Kepala Badan Informasi Geospasial, Prof Dr Muh Aris Marfai, mengatakan pentingnya kerja sama dan pembahasan mengenai perubahan iklim di Laut China Selatan yang memerlukan sinergi antar negara di kawasan tersebut.
Isu kenaikan permukaan air karena peningkatan suhu global perlu dihadapi bersama dengan berbagi ilmu dan pengalaman untuk melakukan mitigasi dampak kenaikan muka laut terhadap masyarakat di pesisir.

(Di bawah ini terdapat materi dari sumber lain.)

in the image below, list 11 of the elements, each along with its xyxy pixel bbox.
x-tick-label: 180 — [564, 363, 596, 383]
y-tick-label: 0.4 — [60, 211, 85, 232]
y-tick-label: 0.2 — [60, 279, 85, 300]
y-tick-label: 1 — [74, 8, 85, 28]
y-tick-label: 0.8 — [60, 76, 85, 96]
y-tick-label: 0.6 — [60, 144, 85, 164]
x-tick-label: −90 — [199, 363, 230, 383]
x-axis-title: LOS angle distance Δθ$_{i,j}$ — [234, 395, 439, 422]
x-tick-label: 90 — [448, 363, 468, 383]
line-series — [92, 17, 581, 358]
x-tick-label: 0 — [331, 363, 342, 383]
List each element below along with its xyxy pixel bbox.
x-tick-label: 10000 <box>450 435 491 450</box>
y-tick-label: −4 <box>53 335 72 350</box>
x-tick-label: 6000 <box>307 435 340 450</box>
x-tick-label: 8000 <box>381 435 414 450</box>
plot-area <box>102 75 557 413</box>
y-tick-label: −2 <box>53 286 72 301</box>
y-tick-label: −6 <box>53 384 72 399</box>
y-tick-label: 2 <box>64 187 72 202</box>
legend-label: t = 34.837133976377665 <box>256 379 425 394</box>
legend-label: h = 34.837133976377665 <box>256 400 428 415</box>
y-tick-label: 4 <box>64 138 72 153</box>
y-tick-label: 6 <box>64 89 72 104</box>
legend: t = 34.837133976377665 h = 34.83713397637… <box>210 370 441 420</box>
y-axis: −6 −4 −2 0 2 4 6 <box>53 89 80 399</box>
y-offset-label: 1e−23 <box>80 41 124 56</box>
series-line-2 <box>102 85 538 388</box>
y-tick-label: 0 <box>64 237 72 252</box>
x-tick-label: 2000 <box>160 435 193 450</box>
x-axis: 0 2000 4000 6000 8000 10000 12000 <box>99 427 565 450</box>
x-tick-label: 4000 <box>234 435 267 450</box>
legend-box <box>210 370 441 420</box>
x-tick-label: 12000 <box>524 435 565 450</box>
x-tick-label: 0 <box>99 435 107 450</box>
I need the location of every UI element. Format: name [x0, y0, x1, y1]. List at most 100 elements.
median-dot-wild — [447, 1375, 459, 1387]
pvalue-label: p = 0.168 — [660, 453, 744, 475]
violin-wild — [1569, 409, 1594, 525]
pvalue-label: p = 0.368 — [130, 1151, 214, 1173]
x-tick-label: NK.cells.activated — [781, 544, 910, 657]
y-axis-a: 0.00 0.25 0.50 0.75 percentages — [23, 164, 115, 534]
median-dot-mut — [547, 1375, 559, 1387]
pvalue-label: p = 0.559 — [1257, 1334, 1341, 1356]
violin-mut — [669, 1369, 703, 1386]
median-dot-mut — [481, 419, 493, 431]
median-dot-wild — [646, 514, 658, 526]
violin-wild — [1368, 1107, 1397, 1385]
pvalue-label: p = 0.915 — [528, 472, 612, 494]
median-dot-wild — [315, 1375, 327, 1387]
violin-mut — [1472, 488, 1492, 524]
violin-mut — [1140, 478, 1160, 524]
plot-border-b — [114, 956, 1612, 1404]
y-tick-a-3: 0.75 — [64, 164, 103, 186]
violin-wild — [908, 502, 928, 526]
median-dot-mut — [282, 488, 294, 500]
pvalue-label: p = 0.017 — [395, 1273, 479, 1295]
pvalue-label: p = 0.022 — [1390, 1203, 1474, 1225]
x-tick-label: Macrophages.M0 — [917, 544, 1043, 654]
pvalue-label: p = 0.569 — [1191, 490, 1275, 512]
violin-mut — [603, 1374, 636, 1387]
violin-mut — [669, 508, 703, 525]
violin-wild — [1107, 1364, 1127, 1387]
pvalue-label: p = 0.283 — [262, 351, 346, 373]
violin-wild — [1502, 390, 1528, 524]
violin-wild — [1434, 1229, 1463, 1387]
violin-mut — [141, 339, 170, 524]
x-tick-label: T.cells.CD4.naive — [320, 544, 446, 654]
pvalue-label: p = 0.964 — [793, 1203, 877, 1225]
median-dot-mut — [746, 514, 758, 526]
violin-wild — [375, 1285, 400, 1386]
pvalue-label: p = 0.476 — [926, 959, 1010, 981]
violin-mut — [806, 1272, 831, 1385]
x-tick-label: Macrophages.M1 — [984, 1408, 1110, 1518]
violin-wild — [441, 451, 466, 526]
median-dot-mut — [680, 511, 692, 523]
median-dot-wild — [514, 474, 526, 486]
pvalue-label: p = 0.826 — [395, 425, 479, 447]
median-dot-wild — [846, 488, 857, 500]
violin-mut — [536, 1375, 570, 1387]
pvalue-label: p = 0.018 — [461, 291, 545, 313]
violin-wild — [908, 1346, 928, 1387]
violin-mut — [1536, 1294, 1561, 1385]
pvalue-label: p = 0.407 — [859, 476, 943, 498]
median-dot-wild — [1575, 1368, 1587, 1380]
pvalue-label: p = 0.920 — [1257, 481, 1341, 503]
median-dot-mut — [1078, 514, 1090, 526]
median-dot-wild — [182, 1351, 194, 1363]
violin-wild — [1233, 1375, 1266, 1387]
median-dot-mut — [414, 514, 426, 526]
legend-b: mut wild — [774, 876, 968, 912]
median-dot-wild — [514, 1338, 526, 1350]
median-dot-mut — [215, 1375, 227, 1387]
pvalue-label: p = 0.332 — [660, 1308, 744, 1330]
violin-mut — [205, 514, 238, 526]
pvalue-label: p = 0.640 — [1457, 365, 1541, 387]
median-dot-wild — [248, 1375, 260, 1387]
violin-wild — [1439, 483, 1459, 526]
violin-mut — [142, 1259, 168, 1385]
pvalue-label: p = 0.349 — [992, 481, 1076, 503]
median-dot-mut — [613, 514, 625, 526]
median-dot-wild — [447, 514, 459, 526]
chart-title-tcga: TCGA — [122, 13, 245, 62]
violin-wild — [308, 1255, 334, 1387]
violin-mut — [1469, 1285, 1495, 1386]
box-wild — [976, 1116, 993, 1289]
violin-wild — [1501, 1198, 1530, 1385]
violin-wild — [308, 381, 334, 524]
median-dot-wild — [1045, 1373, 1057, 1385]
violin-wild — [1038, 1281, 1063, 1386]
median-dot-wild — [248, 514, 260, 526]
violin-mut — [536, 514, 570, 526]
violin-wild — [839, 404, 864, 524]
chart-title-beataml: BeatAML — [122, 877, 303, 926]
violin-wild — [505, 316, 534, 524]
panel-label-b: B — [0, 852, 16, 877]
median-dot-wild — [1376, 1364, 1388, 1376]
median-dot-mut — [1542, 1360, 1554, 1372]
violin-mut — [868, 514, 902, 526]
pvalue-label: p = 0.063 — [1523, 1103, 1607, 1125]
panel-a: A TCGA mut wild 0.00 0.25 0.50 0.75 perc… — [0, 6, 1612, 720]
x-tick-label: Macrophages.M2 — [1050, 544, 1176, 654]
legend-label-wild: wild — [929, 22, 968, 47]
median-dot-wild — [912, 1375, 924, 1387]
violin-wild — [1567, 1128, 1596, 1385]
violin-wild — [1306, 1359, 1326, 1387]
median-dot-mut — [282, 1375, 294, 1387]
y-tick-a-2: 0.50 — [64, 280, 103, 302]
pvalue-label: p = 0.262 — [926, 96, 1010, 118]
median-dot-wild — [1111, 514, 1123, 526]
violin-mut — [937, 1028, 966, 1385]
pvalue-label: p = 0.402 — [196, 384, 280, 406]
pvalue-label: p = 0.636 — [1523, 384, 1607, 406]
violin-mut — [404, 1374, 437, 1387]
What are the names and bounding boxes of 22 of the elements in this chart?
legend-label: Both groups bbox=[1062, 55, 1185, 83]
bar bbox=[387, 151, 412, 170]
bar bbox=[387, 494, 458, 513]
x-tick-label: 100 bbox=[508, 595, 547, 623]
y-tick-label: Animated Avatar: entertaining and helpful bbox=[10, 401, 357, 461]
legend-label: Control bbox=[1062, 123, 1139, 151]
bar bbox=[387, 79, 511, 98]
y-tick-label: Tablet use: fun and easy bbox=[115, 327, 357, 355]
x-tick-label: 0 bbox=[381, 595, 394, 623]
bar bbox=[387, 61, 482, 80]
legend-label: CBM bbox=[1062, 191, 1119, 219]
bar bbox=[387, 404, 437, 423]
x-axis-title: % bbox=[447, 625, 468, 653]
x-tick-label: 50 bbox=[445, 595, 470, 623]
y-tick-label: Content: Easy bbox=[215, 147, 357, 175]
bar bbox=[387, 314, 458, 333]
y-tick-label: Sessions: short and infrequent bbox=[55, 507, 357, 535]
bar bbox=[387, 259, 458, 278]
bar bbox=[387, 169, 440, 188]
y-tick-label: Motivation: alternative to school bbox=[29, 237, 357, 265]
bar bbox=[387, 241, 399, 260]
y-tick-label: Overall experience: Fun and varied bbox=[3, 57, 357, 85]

Selama 2 hari para peserta saling berbagi pengalaman dan membahas berbagai isu yang menjadi kepentingan bersama, antara lain dampak, adaptasi dan kebijakan dalam perubahan iklim termasuk dan dampak kenaikan permukaan laut terhadap masyarakat di pesisir di wilayah Laut China Selatan.
Selain itu, dibahas isu-isu lain seperti ekonomi biru dan sampah laut di Laut China Selatan dan dorongan kerja sama minyak nabati berkesinambungan di Laut China Selatan.
Workshop on Managing Potential Conflicts in the South China Sea pertama kali diselenggarakan pada tanggal 22-24 Januari 1990 di Bali.
Sejak saat itu, lokakarya yang melibatkan pemerintah tetapi juga swasta dan akademisi (1,5 track), secara konsisten menjadi wadah dialog dan kerja sama di berbagai proyek sebagai sarana membangun sikap saling mengerti untuk mencapai tujuan bersama di kawasan Laut China Selatan yang damai, stabil dan sejahtera.